Para o Renato, amigo tricolor.

Em memória de Carlos Heitor Cony.

 

No último domingo Fluminense e Corinthians protagonizaram um péssimo espetáculo de futebol. Foi tudo mais ou menos decepcionante, e o pior não foi o resultado desfavorável para meu time de devoção. Gramado ruim, poucos espectadores, partida disputada em mais um dos elefantes brancos da Copa, o Estádio Mané Garrincha, em Brasília. O mando era do tricolor, que o vendeu, preferindo atuar longe da torcida, mas ganhar uns caraminguás a mais.

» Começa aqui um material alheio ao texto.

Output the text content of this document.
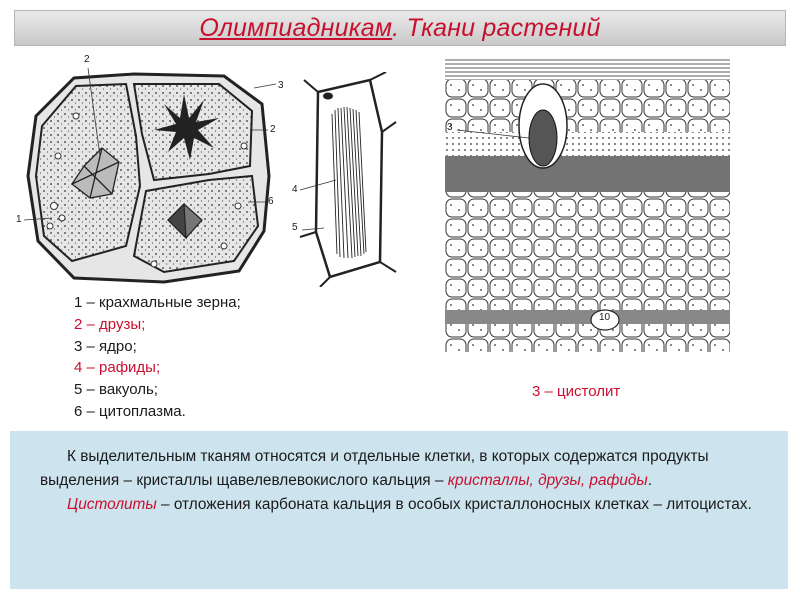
Олимпиадникам. Ткани растений
2
3
2
6
1
4
5
3
10
1 – крахмальные зерна;
2 – друзы;
3 – ядро;
4 – рафиды;
5 – вакуоль;
6 – цитоплазма.
3 – цистолит

К выделительным тканям относятся и отдельные клетки, в которых содержатся продукты выделения – кристаллы щавелевлевокислого кальция – кристаллы, друзы, рафиды.

Цистолиты – отложения карбоната кальция в особых кристаллоносных клетках – литоцистах.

O único gol da partida foi ainda no primeiro tempo, em chute de pouca pretensão de Paulo Henrique Ganso, talvez o mais decepcionante jogador de futebol da última década. Quando o meia-atacante surgiu no time do Santos Futebol Clube, com Neymar e outros tantos, parecia que o grande craque seria ele. Suas primeiras atuações avalizavam essa impressão. Como na final do Paulista de 2009, quando o time da Baixada jogava com dois a menos contra o Santo André. PH Ganso não só se recusou a deixar o campo na prorrogação – Dorival Júnior queria colocar um zagueiro em seu lugar –, como fez de tudo para segurar a bola no ataque, já que o resultado, ainda que de derrota frente ao Santo André, beneficiava seu time. Chegou a cobrar um escanteio apenas tocando a bola e deixando-a na marca do corner para logo, ele mesmo, compor a defesa. Os beques adversários, que esperavam a cobrança regular do tiro de canto, ficaram atônitos e sem saber o que fazer, demorando a perceber que a bola estava em jogo, mas que teriam que buscá-la para seguir a partida.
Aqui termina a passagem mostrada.